Cytokine levels also differed by size of burn. With burns involving 60% or more of the body surface area, the levels of interleukin-6, -8, -10, and -13; macrophage inflammatory protein 1beta; tumor necrosis factor–alpha; granulocyte colony-stimulating factor; interferon-gamma; granulocyte-macrophage colony stimulating factor; and C-reactive protein rose substantially for an extended period of time.
Given these findings, "we recommend that pediatric patients with greater than 60% total body surface area burns be immediately transferred to a specialized burn center. Furthermore, at the burn center, patients should be treated with increased vigilance and improved therapies, in view of the increased risk of poor outcome associated with this burn size," the researchers wrote.
After burn size, the presence of inhalation injury in addition to external burn injury was a significant predictor of mortality. Patients who sustained inhalation injury had a threefold higher risk of death than did patients with no inhalation injuries. "We recommend that the treating physician [keep] in mind that the presence of inhalation injury significantly affects postburn outcomes," they noted.
Patient age and sex showed no association with survival, and neither did the time interval between sustaining the burn and presenting for admission.
It was noteworthy that mortality rates in this study were relatively low, even among patients who had the most extensive burns. "In our opinion, [high survival was] attributable to an improved and aggressive treatment regimen," they added.
This study was supported by Shriners Hospitals for Children, the National Institutes of Health, the National Institute on Disability and Rehabilitation Research, the Institute for Translational Sciences, the CFI Leaders Opportunity fund, and Physicians’ Services Incorporated Foundation. The investigators reported having no financial conflicts of interest.
FROM LANCET
Major Finding: Larger burn size correlated with poorer prognosis, with mortality rising tenfold in patients who had 62% or more of total body surface area involved.
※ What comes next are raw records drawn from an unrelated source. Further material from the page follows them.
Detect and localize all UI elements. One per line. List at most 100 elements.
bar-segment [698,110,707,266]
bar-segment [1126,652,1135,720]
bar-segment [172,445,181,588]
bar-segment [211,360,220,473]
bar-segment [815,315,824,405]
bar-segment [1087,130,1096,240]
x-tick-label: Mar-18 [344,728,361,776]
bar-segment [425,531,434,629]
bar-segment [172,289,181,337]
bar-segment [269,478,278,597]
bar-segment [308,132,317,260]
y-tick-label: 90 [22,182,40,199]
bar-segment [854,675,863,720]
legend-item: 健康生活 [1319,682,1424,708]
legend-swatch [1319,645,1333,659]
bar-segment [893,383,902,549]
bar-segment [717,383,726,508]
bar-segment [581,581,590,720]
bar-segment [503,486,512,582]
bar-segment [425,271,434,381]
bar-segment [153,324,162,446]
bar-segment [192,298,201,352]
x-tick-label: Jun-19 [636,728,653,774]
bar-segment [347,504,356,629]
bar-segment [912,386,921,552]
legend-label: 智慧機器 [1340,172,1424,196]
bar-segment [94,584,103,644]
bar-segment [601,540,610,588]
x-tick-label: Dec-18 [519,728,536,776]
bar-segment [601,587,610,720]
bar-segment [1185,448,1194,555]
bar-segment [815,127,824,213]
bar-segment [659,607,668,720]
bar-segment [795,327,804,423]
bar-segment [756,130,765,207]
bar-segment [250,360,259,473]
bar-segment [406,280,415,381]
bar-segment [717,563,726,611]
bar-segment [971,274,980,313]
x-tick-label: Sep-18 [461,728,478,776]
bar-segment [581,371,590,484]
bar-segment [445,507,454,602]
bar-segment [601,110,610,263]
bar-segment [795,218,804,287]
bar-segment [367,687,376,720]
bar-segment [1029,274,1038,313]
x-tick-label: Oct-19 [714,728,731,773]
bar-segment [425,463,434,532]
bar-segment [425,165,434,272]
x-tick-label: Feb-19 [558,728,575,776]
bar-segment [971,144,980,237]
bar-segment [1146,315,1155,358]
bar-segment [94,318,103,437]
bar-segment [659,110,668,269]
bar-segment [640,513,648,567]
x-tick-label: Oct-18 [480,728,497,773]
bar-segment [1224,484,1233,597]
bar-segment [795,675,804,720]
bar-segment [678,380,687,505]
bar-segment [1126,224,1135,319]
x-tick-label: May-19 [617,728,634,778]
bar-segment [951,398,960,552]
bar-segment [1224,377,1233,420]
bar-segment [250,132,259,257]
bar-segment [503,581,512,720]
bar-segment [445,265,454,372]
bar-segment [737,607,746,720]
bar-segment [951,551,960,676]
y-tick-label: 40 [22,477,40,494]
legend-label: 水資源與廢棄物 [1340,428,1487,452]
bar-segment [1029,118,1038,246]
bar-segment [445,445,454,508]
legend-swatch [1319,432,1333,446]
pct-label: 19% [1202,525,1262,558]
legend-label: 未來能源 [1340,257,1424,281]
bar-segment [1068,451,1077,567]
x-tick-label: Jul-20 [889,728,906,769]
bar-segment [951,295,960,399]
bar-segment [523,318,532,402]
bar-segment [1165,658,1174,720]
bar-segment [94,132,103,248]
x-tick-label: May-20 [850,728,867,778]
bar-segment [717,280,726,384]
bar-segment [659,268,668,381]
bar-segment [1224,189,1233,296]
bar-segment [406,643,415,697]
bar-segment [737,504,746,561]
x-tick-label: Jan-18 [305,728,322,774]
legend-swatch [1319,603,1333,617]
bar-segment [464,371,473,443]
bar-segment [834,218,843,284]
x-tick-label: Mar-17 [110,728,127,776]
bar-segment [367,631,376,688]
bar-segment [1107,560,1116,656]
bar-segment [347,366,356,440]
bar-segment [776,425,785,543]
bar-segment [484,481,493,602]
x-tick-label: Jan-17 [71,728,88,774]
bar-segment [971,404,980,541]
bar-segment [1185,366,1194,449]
Data Source: A single-center, observational cohort study of 952 pediatric patients with burns covering at least 30% of their total body surface area who were treated over a 1-year period.
Disclosures: This study was supported by Shriners Hospitals for Children, the National Institutes of Health, the National Institute on Disability and Rehabilitation Research, the Institute for Translational Sciences, the CFI Leaders Opportunity fund, and Physicians’ Services Incorporated Foundation. The investigators reported having no financial conflicts of interest.